With a change of jacket Bleu comes to the stage for the second time and this time it's very personal. Starting off with a reimagining of 'No Such Thing As Love' from last year's 'A Watched Pot' album Bleu summons up a host of angelic backing vocals from the array of pedals at his feet and adds a naked beat set against a simple guitar figure. The touch of a button cuts the backing to reveal Bleu, his guitar and his falsetto but, by the second verse, Bleu is belting it strong and hard letting out the power: "Call me a cynic, call me a liar". I'm positive he's going to break his voice any minute. He makes us wait for the next chorus as he holds a note like a drowning man holding onto his last breath and keeps it going for 8-bars - and he still has enough air in the tank to sing the next few words before he has to draw breath again.

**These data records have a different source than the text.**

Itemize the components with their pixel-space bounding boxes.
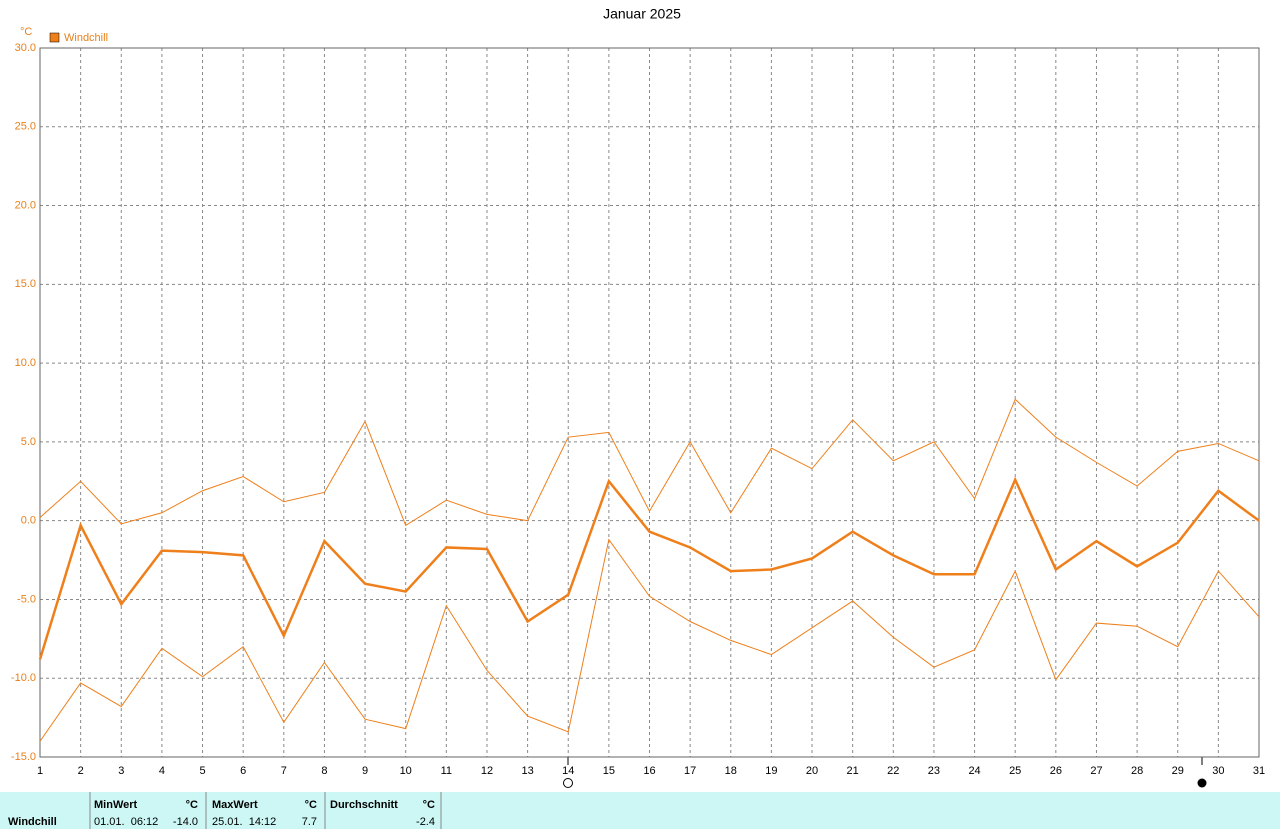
stats-value: -14.0	[173, 816, 198, 828]
x-tick-label: 13	[521, 765, 533, 777]
stats-header: MaxWert	[212, 799, 258, 811]
x-tick-label: 29	[1172, 765, 1184, 777]
y-tick-label: 15.0	[15, 278, 36, 290]
stats-unit: °C	[423, 799, 435, 811]
y-tick-label: -5.0	[17, 593, 36, 605]
data-line	[38, 476, 1260, 660]
x-tick-label: 30	[1212, 765, 1224, 777]
x-tick-label: 11	[441, 765, 452, 777]
y-unit: °C	[20, 26, 32, 38]
y-tick-label: 30.0	[15, 42, 36, 54]
stats-date: 25.01. 14:12	[212, 816, 276, 828]
x-tick-label: 25	[1009, 765, 1021, 777]
stats-value: 7.7	[302, 816, 317, 828]
stats-unit: °C	[305, 799, 317, 811]
x-tick-label: 2	[78, 765, 84, 777]
stats-date: 01.01. 06:12	[94, 816, 158, 828]
plot-border	[39, 47, 1260, 758]
x-tick-label: 9	[362, 765, 368, 777]
x-tick-label: 18	[725, 765, 737, 777]
y-tick-label: -15.0	[11, 751, 36, 763]
x-tick-label: 1	[37, 765, 43, 777]
moon-phase-new	[1197, 778, 1207, 788]
x-tick-label: 3	[118, 765, 124, 777]
stats-value: -2.4	[416, 816, 435, 828]
x-tick-label: 14	[562, 765, 574, 777]
moon-phase-full	[563, 778, 573, 788]
x-tick-label: 10	[400, 765, 412, 777]
x-tick-label: 24	[968, 765, 980, 777]
x-tick-label: 27	[1090, 765, 1102, 777]
x-tick-label: 7	[281, 765, 287, 777]
data-line	[39, 398, 1260, 527]
stats-table	[0, 792, 1280, 829]
x-tick-label: 21	[847, 765, 859, 777]
y-tick-label: 20.0	[15, 199, 36, 211]
y-tick-label: 10.0	[15, 357, 36, 369]
legend-label: Windchill	[64, 32, 108, 44]
x-tick-label: 4	[159, 765, 165, 777]
x-tick-label: 12	[481, 765, 493, 777]
x-tick-label: 17	[684, 765, 696, 777]
stats-row-label: Windchill	[8, 816, 57, 828]
x-tick-label: 20	[806, 765, 818, 777]
x-tick-label: 31	[1253, 765, 1265, 777]
x-tick-label: 22	[887, 765, 899, 777]
x-tick-label: 8	[321, 765, 327, 777]
chart-title: Januar 2025	[603, 6, 681, 22]
x-tick-label: 6	[240, 765, 246, 777]
x-tick-label: 26	[1050, 765, 1062, 777]
y-tick-label: 0.0	[21, 515, 36, 527]
y-tick-label: 5.0	[21, 436, 36, 448]
x-tick-label: 5	[199, 765, 205, 777]
y-tick-label: -10.0	[11, 672, 36, 684]
x-tick-label: 15	[603, 765, 615, 777]
data-line	[39, 538, 1260, 742]
stats-header: MinWert	[94, 799, 138, 811]
x-tick-label: 28	[1131, 765, 1143, 777]
y-tick-label: 25.0	[15, 121, 36, 133]
stats-unit: °C	[186, 799, 198, 811]
legend-swatch	[49, 32, 60, 43]
stats-header: Durchschnitt	[330, 799, 398, 811]
x-tick-label: 23	[928, 765, 940, 777]
x-tick-label: 19	[765, 765, 777, 777]
x-tick-label: 16	[643, 765, 655, 777]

In abbreviating Bleu's next song 'I'll Know It When I See It' to Ikiwisi I thought that I was perhaps making up a new Japanese word or at least the name of a new children's TV show but no - it's an acronym already in current usage. Nevermind, it's all geek to me. Anyway, as Sooty surely once said, "IKIWISI let's gets busy". It's an upbeat song with a relentless techno four-on-the-floor downbeat that sadly sets my teeth on edge - sorry - just one of my many phobias - pantomime horses are another.
As if in acknowledgement Bleu takes the volume down a notch and steps away from the mic for his next song. Taken from his new album 'Four', 'In Love With My Lover' is a natural song choice as it translates onto the stage more or less as it appears on the new record. The venue falls quiet and Bleu, amplified or not, can be heard just the same. And what do you know? Bleu loves his held notes and whips off another 8-bar rocket on the middle-8.
Another eerie reinterpretation from the new album follows with 'How Blue' - a song evocative at once of both George Harrison and John Lennon's solo material. The Lennon vocal sound is present with a little slap back echo sung into an old-fashioned 55S-style rock and roll microphone for good measure. And the changes keep on coming as Bleu follows on with a delicate rendition of 'Come 'n Go' giving it a different flavour from the highly polished album version.
Next up brings big smiles to the mouths of the Bleu fans gathered here tonight as he takes an unexpected detour and plays a bare necessities version of 'I Won't Go Hollywood' which proves to be one of the highlights of the night. The audience goes absolutely nuts for it - clapping along, singing along and the applause just keeps on going.
The larger touring troupe slowly starts to assemble as Bleu is joined onstage by Tracy Bonham who provides violin for Bleu's atmospheric 'Ya Catch More Flies With Honey Than Vinegar'. Tracy swaps over to percussion as Jim Boggia returns to the stage to share guitar and vocals on Michael Jackson's 'Human Nature' co-written by none other than Toto's Steve Porcaro.
While Tracy and Jim disappear off stage Bleu disappears into the crowd with his new toy. Literally. It's a second-hand kid's cassette player with microphone bought for less than the price of a Snickers bar. Much to the crowd's delight and amusement he cues up 'What Kinda Man Am I?' on the cassette player and roams around the venue taking it to the people and, in the process, succeeds in turning a throwaway karaoke toy in a viable retro sampler.
Back on stage to explosive applause Bleu starts to pack his things away while the crowd pleads for more. Bleu, in this his first visit to the UK, is genuinely flattered but a strict curfew means that to play for longer would eat into Tracy Bonham's set and, conveniently, I have a strict curfew too. If I don't make it back to the station I'll be eating from litter bins and sleeping with the hobos. I exit stage left while Bleu exits stage right. Let's hope our paths cross some other day.